Likewise, AES Wind Generation, a subsidiary of AES Corp.
in North Palm Springs, Calif., recently installed 49 of Mitsubishi Heavy Industry's (MHI) 1-megawatt wind turbines at its Mountain View IV wind farm and implemented Iconics'
Genesis64 SCADA system and Hyper Historian, which are networked via open protocols such as OPC, take in data from Modbus TCP/IP and MHI CNET interfaces and provide AES' operators with immediate and aggregated data for monitoring and reporting. Genesis64's global aliasing function also allowed the wind farm's staff to configure controls for one turbine and then quickly import the same I/O and other settings in the other 48 turbines.
"Many operators are increasingly overwhelmed with data because each is typically being asked to manage more systems," says Russ Agrusa, president and CEO of Iconics Inc.. "Operators must be able to integrate disparate information and software into standard, common interfaces. They need tools that can dig through "big data" and allow priority alerts to bubble up to the top."
Seeing in the Future
Naturally, as most human endeavors migrate to tablet PCs and smart phones, some even cooler tools are beginning to pop up to aid operators. One of these futuristic, collaborative tools is Mobile Voice and Video from Emerson Process Management. This wearable, video-conferencing system allows field operators to point a hands-free camera at problematic equipment, and confer with technical experts at a distance (Figure 3). It was developed with components from AudiSoft and Frontline Communications.

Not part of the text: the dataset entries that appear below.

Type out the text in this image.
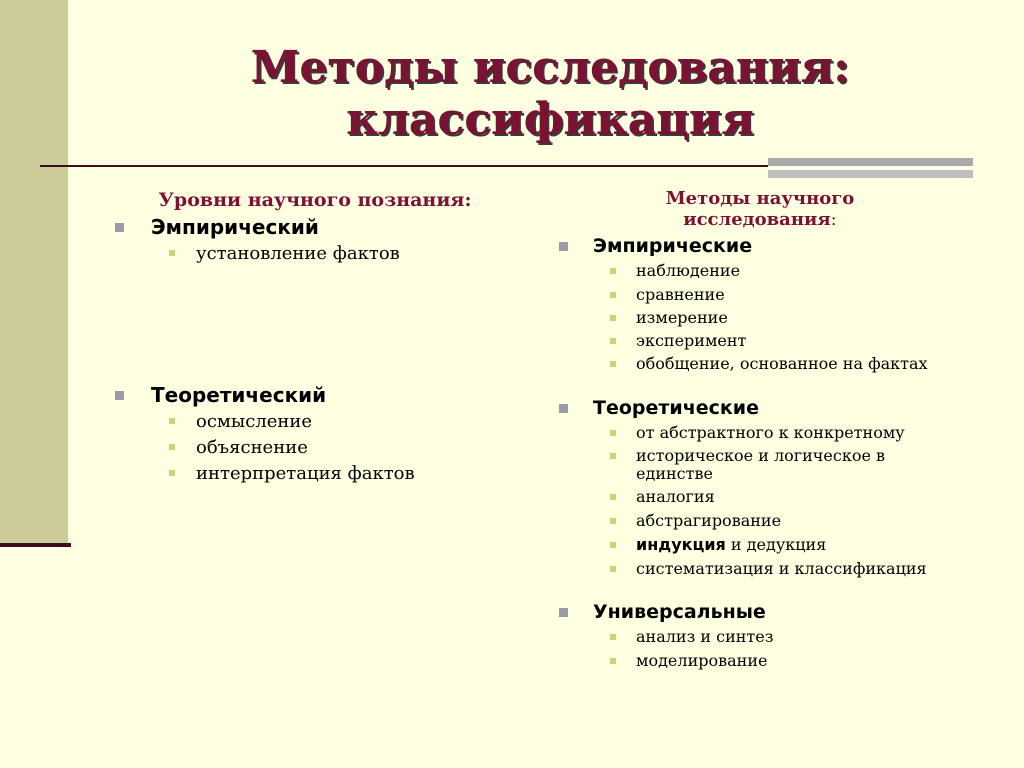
Методы исследования:
классификация

Уровни научного познания:

Эмпирический

установление фактов

Теоретический

осмысление

объяснение

интерпретация фактов

Методы научного
исследования:

Эмпирические

наблюдение

сравнение

измерение

эксперимент

обобщение, основанное на фактах

Теоретические

от абстрактного к конкретному

историческое и логическое в единстве

аналогия

абстрагирование

индукция и дедукция

систематизация и классификация

Универсальные

анализ и синтез

моделирование
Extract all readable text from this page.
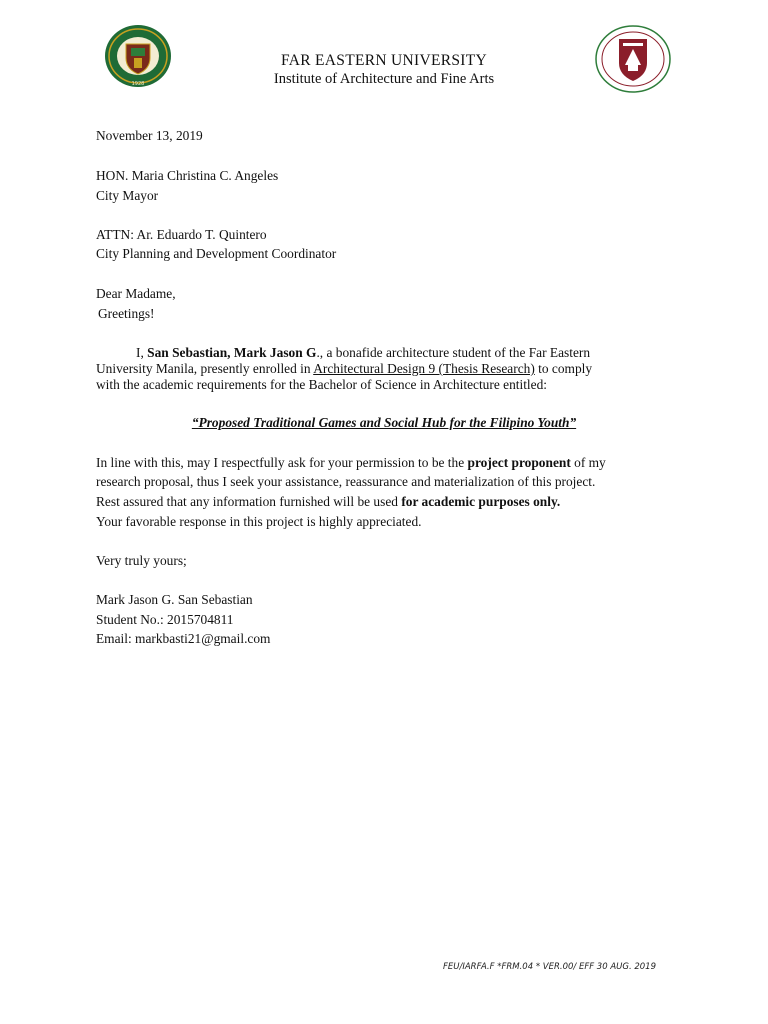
1928
FAR EASTERN UNIVERSITY
Institute of Architecture and Fine Arts
November 13, 2019
HON. Maria Christina C. Angeles
City Mayor
ATTN: Ar. Eduardo T. Quintero
City Planning and Development Coordinator
Dear Madame,
Greetings!
I, San Sebastian, Mark Jason G., a bonafide architecture student of the Far Eastern
University Manila, presently enrolled in Architectural Design 9 (Thesis Research) to comply
with the academic requirements for the Bachelor of Science in Architecture entitled:
“Proposed Traditional Games and Social Hub for the Filipino Youth”
In line with this, may I respectfully ask for your permission to be the project proponent of my
research proposal, thus I seek your assistance, reassurance and materialization of this project.
Rest assured that any information furnished will be used for academic purposes only.
Your favorable response in this project is highly appreciated.
Very truly yours;
Mark Jason G. San Sebastian
Student No.: 2015704811
Email: markbasti21@gmail.com
FEU/IARFA.F *FRM.04 * VER.00/ EFF 30 AUG. 2019
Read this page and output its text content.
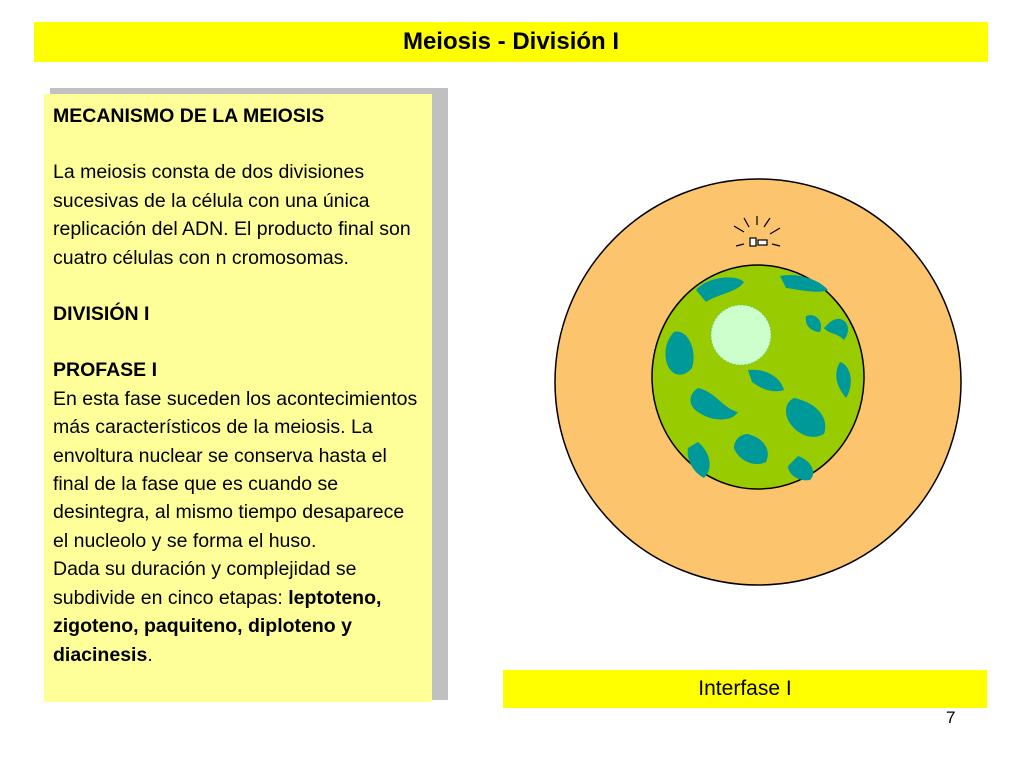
Meiosis - División I

MECANISMO DE LA MEIOSIS

La meiosis consta de dos divisiones sucesivas de la célula con una única replicación del ADN. El producto final son cuatro células con n cromosomas.

DIVISIÓN I

PROFASE I

En esta fase suceden los acontecimientos más característicos de la meiosis. La envoltura nuclear se conserva hasta el final de la fase que es cuando se desintegra, al mismo tiempo desaparece el nucleolo y se forma el huso.

Dada su duración y complejidad se subdivide en cinco etapas: leptoteno, zigoteno, paquiteno, diploteno y diacinesis.

Interfase I
7
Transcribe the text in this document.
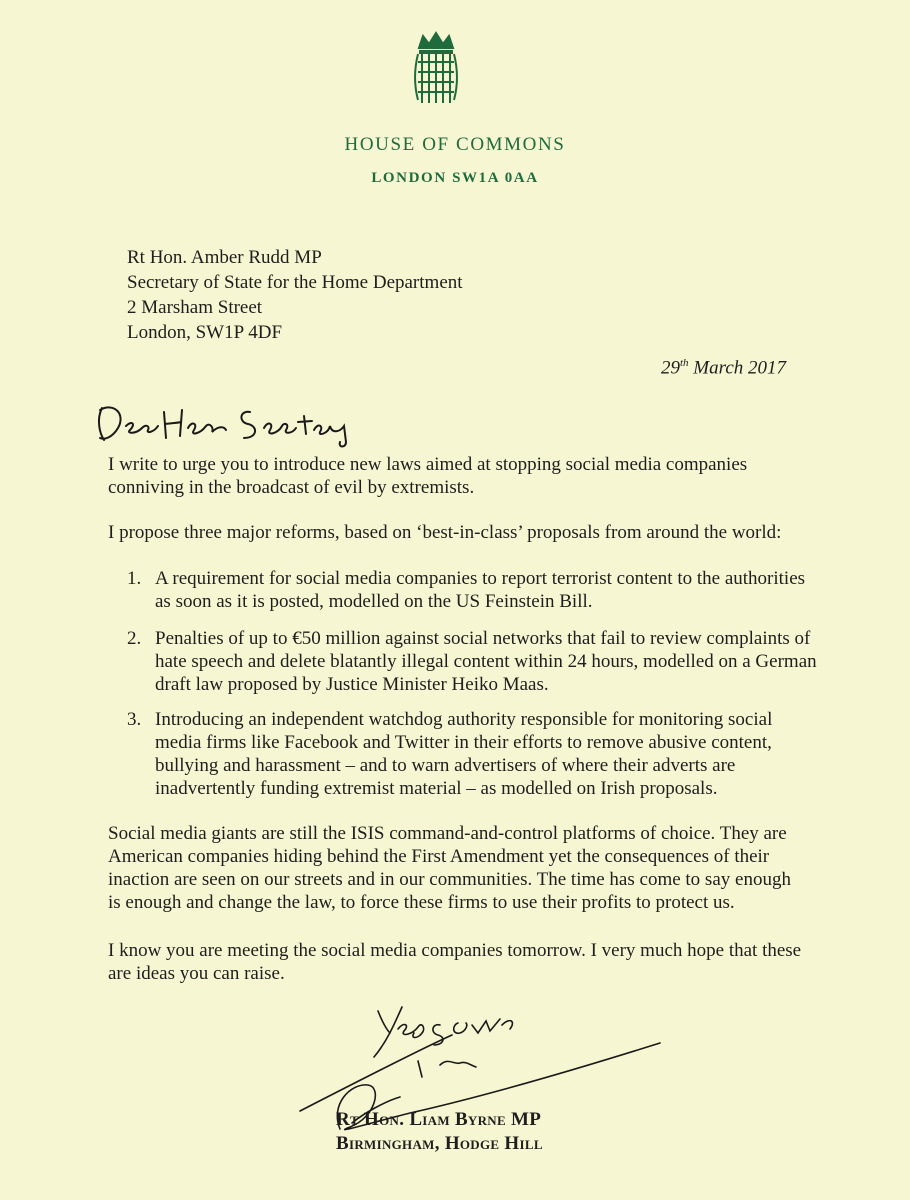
HOUSE OF COMMONS
LONDON SW1A 0AA
Rt Hon. Amber Rudd MP
Secretary of State for the Home Department
2 Marsham Street
London, SW1P 4DF
29th March 2017
I write to urge you to introduce new laws aimed at stopping social media companies conniving in the broadcast of evil by extremists.
I propose three major reforms, based on ‘best-in-class’ proposals from around the world:
1. A requirement for social media companies to report terrorist content to the authorities as soon as it is posted, modelled on the US Feinstein Bill.
2. Penalties of up to €50 million against social networks that fail to review complaints of hate speech and delete blatantly illegal content within 24 hours, modelled on a German draft law proposed by Justice Minister Heiko Maas.
3. Introducing an independent watchdog authority responsible for monitoring social media firms like Facebook and Twitter in their efforts to remove abusive content, bullying and harassment – and to warn advertisers of where their adverts are inadvertently funding extremist material – as modelled on Irish proposals.
Social media giants are still the ISIS command-and-control platforms of choice. They are American companies hiding behind the First Amendment yet the consequences of their inaction are seen on our streets and in our communities. The time has come to say enough is enough and change the law, to force these firms to use their profits to protect us.
I know you are meeting the social media companies tomorrow. I very much hope that these are ideas you can raise.
Rt Hon. Liam Byrne MP
Birmingham, Hodge Hill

"Mobile Voice and Video has full, high-definition video, but it also makes voice communications a priority," says Neil Peterson, Emerson's senior wireless marketing manager. "This means it can switch to fewer frames-per-second video based on available WiFi or cellular bandwidth to keep conferences up and running."
Better Interfaces = Better Operators
There are a few basic steps needed to upgrade human-machine interfaces (HMIs) and their software, so they can contribute more fully to helping operators and their applications. Keith Jones, president of system integrator Prism Systems, reports these are some of the most crucial:
- Involve operators up-front, discuss why an upgrade is important, secure buy-in and allow input on planned changes.
- Decide on what HMI platform to use and seek proficiency in it by aligning with a system integrator and supplier partners.
- Renew focus on overall business goals, understand required operations and define or redefine displays and graphics functions to best serve those tasks. For example, don't make displays that merely recreate P&IDs, but instead evaluate the manufacturing process to determine what operators truly need to know, ask them what screens they use most and build HMIs based on that data.
- Draft a project team and then cross-pollinate by sending at least one person from the end-user's side to the system integrator's side and vice versa.
- Hold regular visits and face-to-face and WebEx meetings to update participants on the project's progress, and seek new input.
- Develop HMI project scope, plan and acceptance schedule, including layout, graphics placement, navigation procedures, alerts and alarms, user identification and other security requirements.